Il settimanale ciellino Tempi ha fatto di tutto per cercare di impedire che gay e lesbiche potesse ottenere il diritto di potersi unire civilmente. Ora che la norma è legge, il settimanale pere intenzionato a creare paura fra i propri lettori forse nella speranza di spingerli verso gesti inconsulti che possano rigettare nella discriminazioni tutte quelle famiglie che loro vorrebbero negare ogni dignità sociale. Dicono così che «uella sulle unioni civili è una legge che, a pochi giorni dalla sua approvazione, mostra già tutti i suoi difetti. Al di là di tutte le questioni morali, etiche e religiose che Tempi non ha mai sottovalutato, la legge Cirinnà dimostra di creare più problemi di quelli che risolve». Ma è negli esempi pratici che si sfiora l'ipocrisia. Dicono:

Il primo riguarda l’aggravio sui conti dell’Inps: grazie alla legge, infatti, le pensioni di reversibilità sono estese anche alle unioni civili. Non sarebbe un problema se, come previsto dal nostro ordinamento, questa legge avesse l’adeguata copertura finanziaria. Eppure qualche mese fa, visti i conti dell’Inps, il governo aveva paventato l’ipotesi di erogare la pensione di reversibilità in base all’Isee del coniuge sopravvissuto, facendo scattare immediatamente l’allarme e la protesta da parte di chi con quella pensione vive. E ancora, nemmeno venti giorni fa, Tito Boeri, presidente dell’Inps, aveva dato una “bella” notizia ai giovani nati negli anni Ottanta: non andrete in pensione prima dei 75 anni. Perché qualche mese fa per salvare i conti del principale istituto previdenziale si facevano tali annunci se poi i soldi per pagare altre migliaia di persone ci sono? Non vorranno farci pensare che ci sono cittadini di serie A e di serie B?

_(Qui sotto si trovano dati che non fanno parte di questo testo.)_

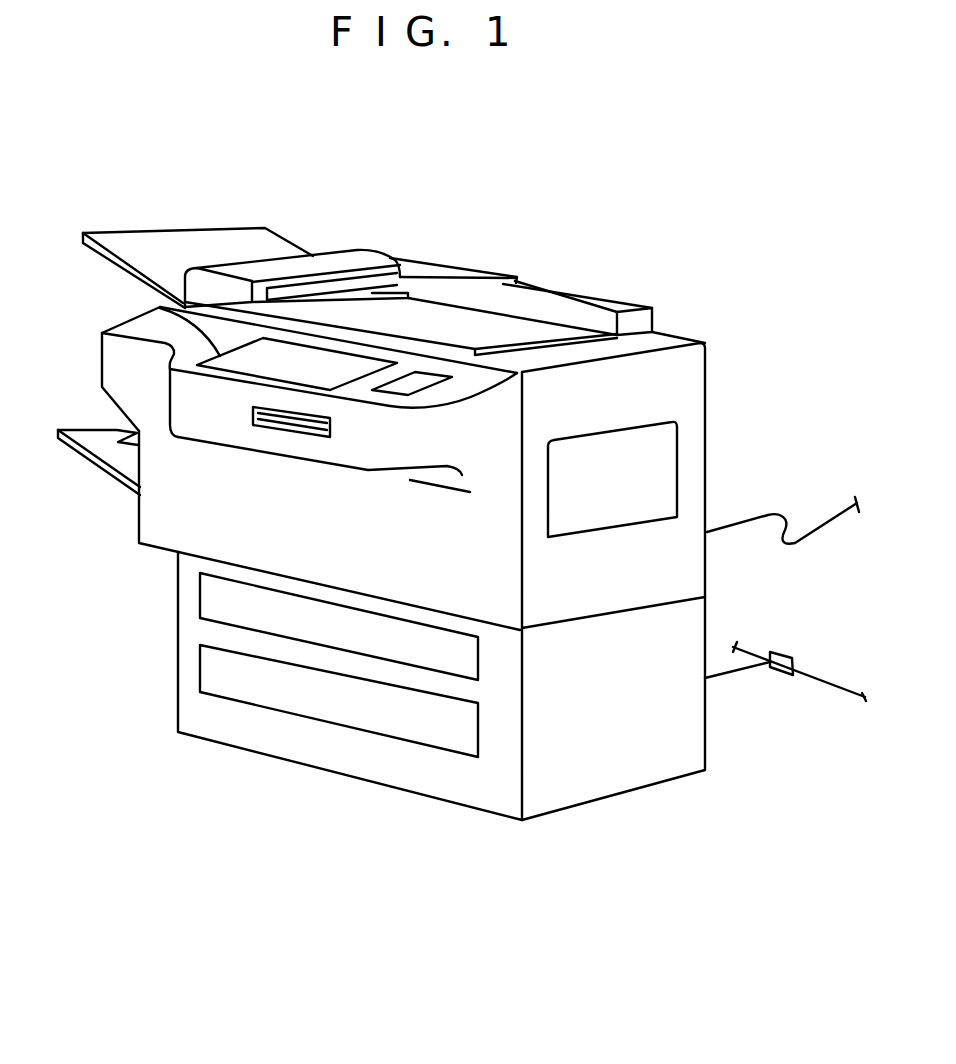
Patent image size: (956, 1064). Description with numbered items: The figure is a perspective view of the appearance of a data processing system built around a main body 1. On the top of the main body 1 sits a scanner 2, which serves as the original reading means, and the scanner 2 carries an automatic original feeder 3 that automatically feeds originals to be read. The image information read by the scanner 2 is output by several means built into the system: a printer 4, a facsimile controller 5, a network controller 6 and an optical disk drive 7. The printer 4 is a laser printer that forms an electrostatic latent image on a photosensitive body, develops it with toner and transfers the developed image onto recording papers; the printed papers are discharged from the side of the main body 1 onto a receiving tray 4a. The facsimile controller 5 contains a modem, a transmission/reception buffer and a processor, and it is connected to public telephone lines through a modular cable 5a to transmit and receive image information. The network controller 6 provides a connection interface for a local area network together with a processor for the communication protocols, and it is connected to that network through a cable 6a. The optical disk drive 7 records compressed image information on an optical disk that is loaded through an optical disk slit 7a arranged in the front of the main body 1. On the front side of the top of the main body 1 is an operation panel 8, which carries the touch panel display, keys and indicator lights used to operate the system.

The main body 1 is at (715, 360).
The scanner 2 is at (543, 292).
The automatic original feeder 3 is at (290, 243).
The printer 4 is at (170, 522).
The receiving tray 4a is at (89, 462).
The facsimile controller 5 is at (687, 560).
The modular cable 5a is at (790, 512).
The network controller 6 is at (633, 753).
The cable 6a is at (777, 676).
The optical disk drive 7 is at (367, 455).
The optical disk slit 7a is at (285, 437).
The operation panel 8 is at (137, 321).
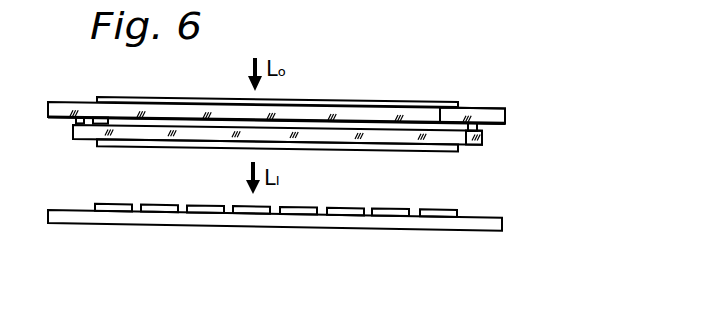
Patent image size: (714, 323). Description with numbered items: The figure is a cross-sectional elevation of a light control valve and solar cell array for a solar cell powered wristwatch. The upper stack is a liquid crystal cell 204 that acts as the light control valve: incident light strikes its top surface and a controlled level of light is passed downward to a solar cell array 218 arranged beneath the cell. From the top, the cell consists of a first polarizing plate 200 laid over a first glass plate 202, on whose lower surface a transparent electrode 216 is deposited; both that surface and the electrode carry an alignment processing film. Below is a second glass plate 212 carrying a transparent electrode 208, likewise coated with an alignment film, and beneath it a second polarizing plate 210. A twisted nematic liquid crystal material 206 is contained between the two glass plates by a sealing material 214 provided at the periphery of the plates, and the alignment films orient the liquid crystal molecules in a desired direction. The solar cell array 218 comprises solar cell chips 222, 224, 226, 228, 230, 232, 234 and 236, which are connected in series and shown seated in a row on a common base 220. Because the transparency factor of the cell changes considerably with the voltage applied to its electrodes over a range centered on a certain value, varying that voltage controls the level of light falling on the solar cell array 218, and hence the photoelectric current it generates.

Esatto, non avete letto male. Anche a voler prendere per buono tutto ciò che scrivono, la loro tesi è che gli etero si sentono cittadini di serie B se non possono sfruttare il lavoro dei gay per anticipare la loro pensione attraverso la negazione di pari diritti agli altri. Praticamente si inneggia alla schiavitù e si chiede che lo stato rubi i soldi ai gay (i quali pagano uguali contributi) per regalarli agli etero.
Se poi ci aggiungiamo come il loro amico Adinolfi spergiuri che i gay che si sposeranno saranno al massimo 7.513, allora non si capirebbe da dove dovrebbe giungere il dissesto finanziario ipotizzato. Certo, viene da notare che la cifra di Adinolfi è palesemente falsa, ma altrettanto palese è come l'integralismo cattolico ami giocare con i numero, sottostimando i gay se si tratta di negare loro diritti e sovrastimandoli se c'è da far credere che toglieranno qualcosa agli altri.

Dicono poi:
Ora che la maggioranza canta vittoria, a far suonare il campanello d’allarme non sono i soliti “bigotti medioevali” dell’opposizione, ma una dichiarazione di mister Inps in persona che, probabilmente involontariamente visto che a fargli occupare quella carica è stato proprio questo governo, ha scoperto le carte in tavola: «C’è sicuramente un aggravio di costi per il sistema, ed è inevitabile che ci sia, ma è nell’ordine di qualche centinaio di milioni, quindi sostenibile», ha detto Boeri.
Come qualche centinaio? «Per le “centinaia di milioni” certificate dalla massima autorità nel settore, la legge prevede poco più di 25 milioni di euro. Se fossero anche solo 200 milioni ci sarebbe già un buco di 175 milioni di euro», fa notare Lucio Malan, senatore di Forza Italia, che a Tempi spiega: «A suo tempo avevo depositato presso la commissione bilancio una relazione alternativa a quella del governo in cui stimavo il costo totale di questi matrimoni in 4,5 miliardi di euro nei primi 10 anni, di cui circa 3,7 per le pensioni di reversibilità».

Interessante è notare come l'unica fonte che da ogni sito cattolico cita numero diversi sia sempre e solo Lucio Malan. Ma se anche fosse, allora perché non risparmiamo sui 1.018.842 euro che lo stato versa annualmente alla Cei? Così potremmo pagare le pensioni a tutti e avanzerebbe pure un bel gruzzoletto con sui garantire più benessere a tanti italiani.

Si aggiunge poi:

Un altro “errore” macroscopico lo ha fatto notare il senatore del Nuovo centrodestra Maurizio Sacconi: «Le regole di contabilità pubblica richiedono per la spesa previdenziale una proiezione degli oneri ad almeno 10 anni, in quanto devono essere stimati nel momento in cui se ne dispiegano compiutamente gli effetti. Effetti che in questo caso si manifestano quando la nuova platea dei civil-uniti raggiungerà il tasso medio di mortalità. Ed è evidente che considerando solo i prossimi 10 anni, per fortuna, pochi sono i decessi previsti con le conseguenti pochissime prestazioni».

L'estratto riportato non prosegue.